Finalement ils ont tous passé, les commissaires, – Frans Timmermans en est même sorti renforcé avec des attributions nouvelles en matière de développement durable – sauf une.
Alenka Bratusek, désignée comme vice-présidente chargée de l’Energie, a été recalée. Je n’ai pas assisté à son audition, ce que je regrette maintenant. Mais tous ceux que j’ai interrogés m’ont affirmé que, franchement, elle n’était pas bonne. Evasive et imprécise, elle n’aurait à aucun moment su convaincre ou séduire les eurodéputés.
Et pourtant il me reste un goût amer : est-ce que tous les autres étaient vraiment si excellents ? Aurait-on agi de même si elle avait été un homme, d’un grand pays, d’un grand parti politique ?
Pour ma part je suis lasse des auditions de commissaires désignés.

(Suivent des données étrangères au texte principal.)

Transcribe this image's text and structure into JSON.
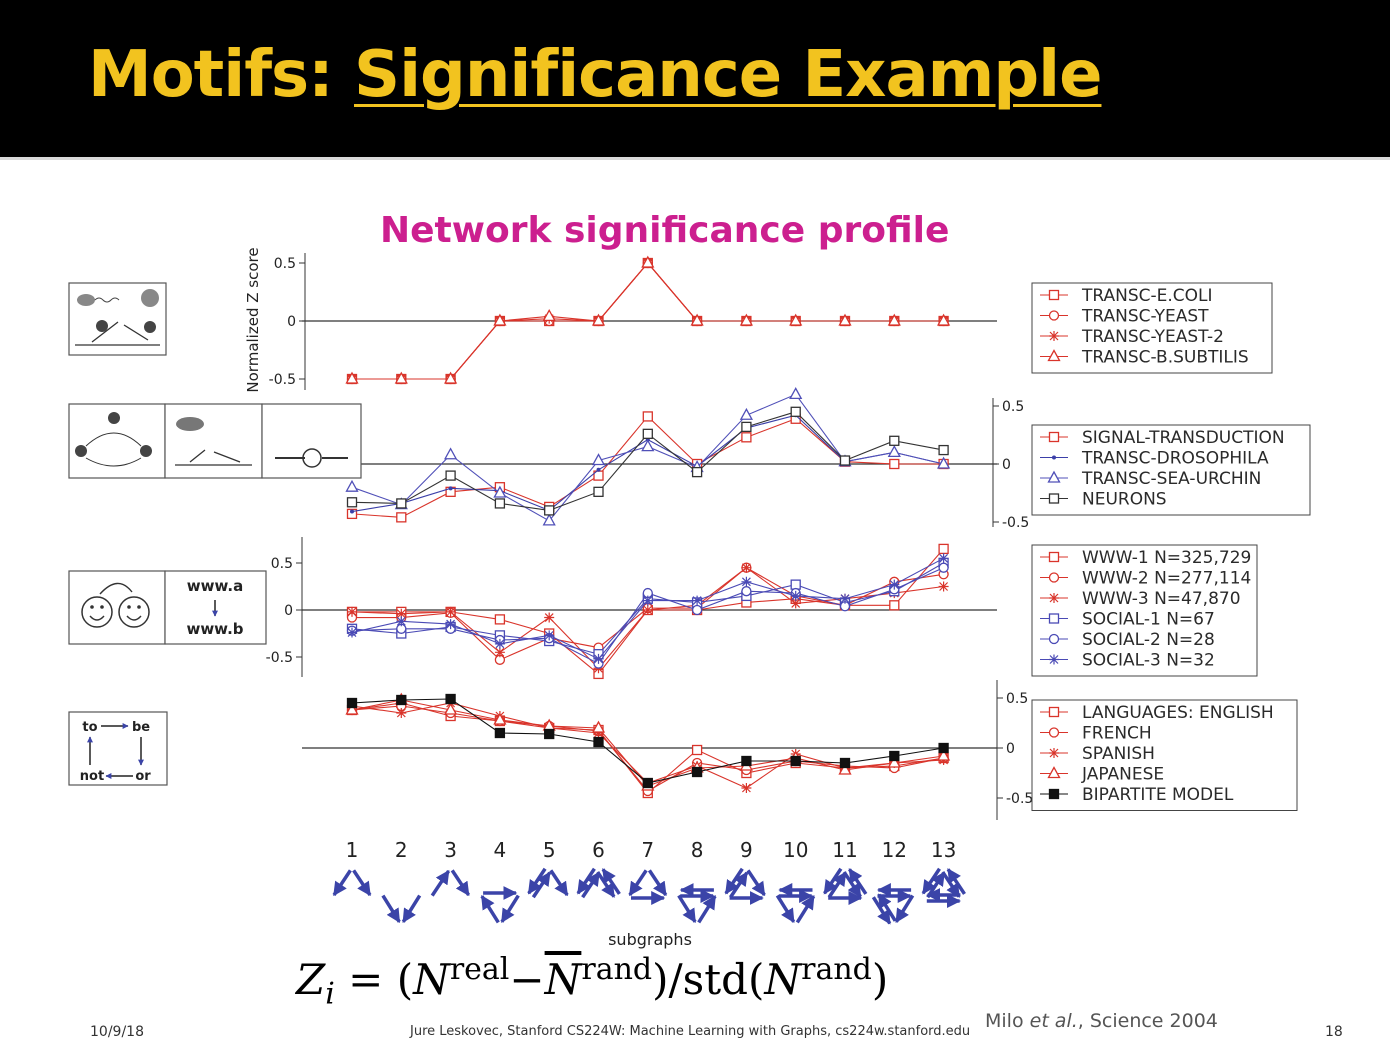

Les routiniers savent très bien s’y prendre, avec un peu ou beaucoup d’aisance et de répartie ils se tirent bien d’affaire. Mais tous ont esquivé des réponses durant leur audition, sont restés vagues sur l’un ou l’autre sujet. Je n’y trouve rien à redire vu qu’ils commencent seulement à se familiariser avec tous les dossiers qui les attendent, alors que certains députés sont des spécialistes qui travaillent depuis longtemps sur des sujets précis.
Toujours est-il que la Slovénie a déjà désigné une autre commissaire, qui devra passer son audition.
Cette semaine qui s’ouvre sera donc de nouveau agitée.
Comment est-elle la nouvelle commissaire désignée ? Quel sera son portefeuille, puisqu’elle ne sera sans doute pas vice-présidente ? Quels autres changements y aura-t-il dans la répartition des portefeuilles ? Pourra-t-on organiser son audition à temps pour que le vote du Parlement européen puisse avoir lieu fin octobre ?
Il serait temps que la nouvelle Commission commence son travail.